• Thu
  • Sep 18, 2014
  • Updated: 7:33am
Corporate China
PUBLISHED : Thursday, 28 August, 2014, 11:20am
UPDATED : Thursday, 28 August, 2014, 11:20am

Tencent in M&A overdrive with new tie-ups

Tencent's three latest tie-ups indicate the company is abandoning its previous strategy focused on online partnerships for new tie-ups moving further afield from its core Internet competency

BIO

Doug Young has lived and worked in China for 15 years, much of that as a journalist for Reuters writing about Chinese companies. He currently lives in Shanghai where he teaches financial journalism at Fudan University. He writes daily on his blog, Young’s China Business Blog (www.youngchinabiz.com), commenting on the latest developments at Chinese companies listed in the US, China and Hong Kong. He is also author of a new book about the media in China, “The Party Line: How the Media Dictates Public Opinion in Modern China.”
 

I've become a big fan lately of top Internet company Tencent (0700.HK), which has taken a more focused, measured approach to M&A in a recent string of major acquisitions and tie-ups by China's top three web firms. But the company seems to be rapidly moving into M&A overdrive, following word of three major new deals this week alone, none of which looks too exciting or focused. Whereas nearly all of Tencent's tie-ups to date have been with other online firms, the trio of rumored new deals all involve major players from traditional industries that have little or no experience on the Internet. 

Those three partners in those deals are real estate giant Wanda Group, leading independent filmmaker Huayi Bros (Shenzhen: 300027), and stodgy state-run oil refining giant Sinopec (0386.HK). To its credit, at least Tencent is targeting relatively innovative industry leaders in each of these partnerships. But the fact that it's now straying so far beyond its core Internet competency also looks a bit worrisome, as it resembles a similarly scattered approach being practiced by its top two online rivals, Alibaba and Baidu (Nasdaq: BIDU).

Let's start with the Wanda tie-up, as that's the one that seems to be grabbing the most headlines. That's not too surprising, as Wanda is one of China's most innovative real estate developers, building a highly successful national chain of shopping malls and movie theaters. Its founder, Wang Jianlin, is also one of China's richest men and a highly respected figure for his business acumen.

According to the reports, Tencent will form an e-commerce joint venture with Wanda and Baidu with total investment of up to five billion yuan (HK$6.29 billion). Wanda would hold a controlling 70 per cent of the venture, while Tencent and Baidu would hold the remaining 30 per cent, translating to investments of about US$120 million each for the two Internet companies.

There's no word on what exactly the new e-commerce joint venture would sell, but perhaps it would focus on products from some of Wanda's larger retail partners, and also on its movie theaters. Perhaps there's also a real estate angle, which would follow another deal earlier this week that saw Alibaba team up with leading residential property builder Vanke (2202.HK; Shenzhen: 000002) to sell property at a discount online.  
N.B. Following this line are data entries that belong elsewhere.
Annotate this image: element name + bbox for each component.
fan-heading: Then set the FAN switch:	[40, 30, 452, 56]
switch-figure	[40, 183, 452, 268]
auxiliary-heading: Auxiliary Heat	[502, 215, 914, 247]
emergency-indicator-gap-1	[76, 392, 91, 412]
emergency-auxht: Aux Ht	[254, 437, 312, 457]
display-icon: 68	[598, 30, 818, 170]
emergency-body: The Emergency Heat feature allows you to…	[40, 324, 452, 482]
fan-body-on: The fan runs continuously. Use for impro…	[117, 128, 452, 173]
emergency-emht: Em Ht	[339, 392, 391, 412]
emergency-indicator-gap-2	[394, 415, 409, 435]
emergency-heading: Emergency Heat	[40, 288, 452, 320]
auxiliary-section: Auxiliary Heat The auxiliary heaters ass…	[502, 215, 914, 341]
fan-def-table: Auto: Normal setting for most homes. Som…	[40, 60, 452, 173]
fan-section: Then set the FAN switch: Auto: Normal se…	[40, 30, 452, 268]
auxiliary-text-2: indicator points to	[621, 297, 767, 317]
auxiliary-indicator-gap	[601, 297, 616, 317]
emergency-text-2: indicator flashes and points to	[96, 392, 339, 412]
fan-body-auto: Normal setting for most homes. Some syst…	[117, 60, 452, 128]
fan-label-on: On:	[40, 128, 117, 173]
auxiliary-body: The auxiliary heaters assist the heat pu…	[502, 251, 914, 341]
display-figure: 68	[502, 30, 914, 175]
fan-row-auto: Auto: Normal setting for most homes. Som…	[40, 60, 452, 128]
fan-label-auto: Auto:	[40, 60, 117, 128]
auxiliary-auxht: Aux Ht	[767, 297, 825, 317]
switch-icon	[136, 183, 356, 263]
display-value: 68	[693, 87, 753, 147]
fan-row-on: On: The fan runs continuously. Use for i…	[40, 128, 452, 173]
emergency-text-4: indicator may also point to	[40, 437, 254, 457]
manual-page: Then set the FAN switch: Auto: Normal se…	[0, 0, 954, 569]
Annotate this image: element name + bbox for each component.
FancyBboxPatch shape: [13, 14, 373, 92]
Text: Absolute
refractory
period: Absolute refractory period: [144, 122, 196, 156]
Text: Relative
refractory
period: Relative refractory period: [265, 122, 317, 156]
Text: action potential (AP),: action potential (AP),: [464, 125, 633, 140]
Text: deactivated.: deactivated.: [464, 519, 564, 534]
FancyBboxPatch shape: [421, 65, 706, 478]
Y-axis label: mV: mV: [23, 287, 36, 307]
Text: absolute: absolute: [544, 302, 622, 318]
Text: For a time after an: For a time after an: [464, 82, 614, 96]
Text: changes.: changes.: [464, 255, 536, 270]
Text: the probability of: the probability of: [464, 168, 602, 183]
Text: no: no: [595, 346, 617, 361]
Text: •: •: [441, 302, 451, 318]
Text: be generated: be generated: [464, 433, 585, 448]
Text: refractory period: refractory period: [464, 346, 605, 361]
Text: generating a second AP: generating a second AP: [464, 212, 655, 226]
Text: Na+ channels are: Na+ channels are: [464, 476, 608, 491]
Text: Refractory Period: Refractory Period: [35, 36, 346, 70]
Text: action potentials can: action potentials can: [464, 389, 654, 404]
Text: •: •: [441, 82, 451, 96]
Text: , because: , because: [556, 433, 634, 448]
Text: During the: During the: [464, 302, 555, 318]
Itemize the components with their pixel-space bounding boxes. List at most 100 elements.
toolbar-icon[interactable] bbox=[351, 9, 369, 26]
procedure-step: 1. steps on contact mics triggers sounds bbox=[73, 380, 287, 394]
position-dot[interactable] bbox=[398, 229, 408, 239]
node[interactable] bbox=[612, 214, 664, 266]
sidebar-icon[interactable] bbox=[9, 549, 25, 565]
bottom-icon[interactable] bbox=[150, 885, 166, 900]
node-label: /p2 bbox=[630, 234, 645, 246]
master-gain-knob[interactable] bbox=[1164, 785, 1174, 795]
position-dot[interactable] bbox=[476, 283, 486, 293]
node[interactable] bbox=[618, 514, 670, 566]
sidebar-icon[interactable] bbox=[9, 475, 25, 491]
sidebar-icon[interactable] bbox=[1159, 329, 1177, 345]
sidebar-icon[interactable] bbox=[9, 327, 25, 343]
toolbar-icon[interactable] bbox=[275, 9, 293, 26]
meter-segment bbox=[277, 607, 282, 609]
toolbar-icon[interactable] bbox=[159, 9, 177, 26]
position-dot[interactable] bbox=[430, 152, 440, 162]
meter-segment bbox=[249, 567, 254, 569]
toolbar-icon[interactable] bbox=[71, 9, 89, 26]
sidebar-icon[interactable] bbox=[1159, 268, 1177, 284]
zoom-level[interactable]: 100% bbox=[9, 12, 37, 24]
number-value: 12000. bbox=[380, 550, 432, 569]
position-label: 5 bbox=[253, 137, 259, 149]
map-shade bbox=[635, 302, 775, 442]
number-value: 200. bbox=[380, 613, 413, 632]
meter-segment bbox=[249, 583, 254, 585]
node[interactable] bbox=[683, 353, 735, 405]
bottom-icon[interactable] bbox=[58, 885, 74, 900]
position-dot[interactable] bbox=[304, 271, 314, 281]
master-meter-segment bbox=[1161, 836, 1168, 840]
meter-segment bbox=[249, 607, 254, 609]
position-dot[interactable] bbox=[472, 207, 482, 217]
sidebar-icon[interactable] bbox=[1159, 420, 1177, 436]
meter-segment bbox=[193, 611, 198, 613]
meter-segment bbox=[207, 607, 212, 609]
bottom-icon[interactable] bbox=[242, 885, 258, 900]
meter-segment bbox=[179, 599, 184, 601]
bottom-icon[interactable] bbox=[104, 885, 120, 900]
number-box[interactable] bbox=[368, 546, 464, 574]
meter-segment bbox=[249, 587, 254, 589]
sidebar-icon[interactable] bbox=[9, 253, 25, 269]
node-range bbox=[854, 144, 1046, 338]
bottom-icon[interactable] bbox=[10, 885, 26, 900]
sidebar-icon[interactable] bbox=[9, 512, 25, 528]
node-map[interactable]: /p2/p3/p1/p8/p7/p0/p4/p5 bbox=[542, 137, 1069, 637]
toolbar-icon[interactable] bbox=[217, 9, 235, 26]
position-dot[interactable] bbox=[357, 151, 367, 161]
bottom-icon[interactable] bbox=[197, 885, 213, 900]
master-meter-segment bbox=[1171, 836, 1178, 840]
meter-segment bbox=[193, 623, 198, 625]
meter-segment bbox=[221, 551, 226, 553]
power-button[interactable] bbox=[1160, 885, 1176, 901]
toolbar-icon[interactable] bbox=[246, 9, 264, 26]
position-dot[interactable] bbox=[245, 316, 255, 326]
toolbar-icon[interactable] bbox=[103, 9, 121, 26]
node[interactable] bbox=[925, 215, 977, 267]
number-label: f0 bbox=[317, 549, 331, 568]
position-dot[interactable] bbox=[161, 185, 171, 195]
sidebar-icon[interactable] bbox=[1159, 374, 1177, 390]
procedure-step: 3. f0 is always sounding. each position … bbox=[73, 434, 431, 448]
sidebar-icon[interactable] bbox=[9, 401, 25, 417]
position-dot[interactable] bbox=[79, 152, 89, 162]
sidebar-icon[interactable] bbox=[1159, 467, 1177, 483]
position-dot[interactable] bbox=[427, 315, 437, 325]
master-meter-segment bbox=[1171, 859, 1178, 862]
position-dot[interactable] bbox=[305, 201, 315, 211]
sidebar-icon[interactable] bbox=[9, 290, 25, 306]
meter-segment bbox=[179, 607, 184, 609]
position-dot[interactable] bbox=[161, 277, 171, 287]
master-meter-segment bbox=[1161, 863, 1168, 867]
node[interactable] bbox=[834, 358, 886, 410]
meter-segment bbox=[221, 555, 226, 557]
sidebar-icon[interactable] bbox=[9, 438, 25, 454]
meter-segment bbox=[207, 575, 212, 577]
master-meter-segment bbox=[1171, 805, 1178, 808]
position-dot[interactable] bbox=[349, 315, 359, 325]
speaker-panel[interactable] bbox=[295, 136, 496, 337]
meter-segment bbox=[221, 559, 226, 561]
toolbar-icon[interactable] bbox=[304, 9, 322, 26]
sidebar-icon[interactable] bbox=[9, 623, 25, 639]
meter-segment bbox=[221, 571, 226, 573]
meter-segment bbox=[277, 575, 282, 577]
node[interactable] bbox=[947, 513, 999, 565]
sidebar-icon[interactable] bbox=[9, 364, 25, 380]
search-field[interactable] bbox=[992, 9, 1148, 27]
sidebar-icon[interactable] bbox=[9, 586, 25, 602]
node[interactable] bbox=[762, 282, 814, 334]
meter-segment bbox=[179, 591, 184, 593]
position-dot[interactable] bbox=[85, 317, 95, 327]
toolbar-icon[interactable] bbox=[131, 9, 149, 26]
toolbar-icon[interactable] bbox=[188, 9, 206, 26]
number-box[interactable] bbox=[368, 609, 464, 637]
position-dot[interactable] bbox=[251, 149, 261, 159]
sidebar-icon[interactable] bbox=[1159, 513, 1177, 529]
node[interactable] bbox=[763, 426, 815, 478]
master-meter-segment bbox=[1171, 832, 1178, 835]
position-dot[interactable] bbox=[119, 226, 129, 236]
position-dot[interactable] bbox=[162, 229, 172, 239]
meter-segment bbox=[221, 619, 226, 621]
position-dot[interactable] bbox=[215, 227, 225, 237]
It's clear that Wanda is the driving force behind this initiative, and Tencent and Baidu simply want to sign on as strategic partners. Still, I question the wisdom of this deal for Tencent. Perhaps most importantly, this tie-up could create waves for Tencent's other major e-commerce partnership with JD.com (Nasdaq: JD), which looks far more promising and should be the sole focus of Tencent's e-commerce efforts right now.

Next let's look quickly at the second major deal, which would see Tencent pair with Huayi Bros to build an online community for movie stars and their fans. This initiative has apparently been in the works for much of the last year, though an agreement has only just been reached. No financial terms were given, though I expect the investment from both sides is modest.

This tie-up looks like a relatively safe bet, as it's largely confined to the online realm that's quite familiar to Tencent and where it has rich experience at building this type of community. Still, the partnership with Huayi looks just slightly worrisome, as it hints that Tencent may be eying the difficult and unfamiliar film-making business that has recently attracted big investment dollars from Alibaba and Baidu.

Apart from those two deals, there's also the Sinopec tie-up, which I've written about previously. Tencent and Sinopec announced a new partnership this week that would focus on development of online-to-offline products, such as mapping services and electronic payments. Tencent is also reportedly one of the bidders as Sinopec seeks to sell up to 30 per cent of its retail unit, which includes a nationwide chain of 30,000 gas stations and 23,000 convenience stores.

None of these three new tie-ups looks especially alarming by itself, though each would take Tencent into unfamiliar territory. What's more worrisome is the collective trend, that appears to show that Tencent is abandoning its previous policy of focused, web-based tie-ups and adopting a more problematic, anything-goes expansion strategy followed by its major rivals.

Bottom line: Tencent's three latest tie-ups indicate the company is abandoning its previous strategy focused on online partnerships for new tie-ups moving further afield from its core Internet competency.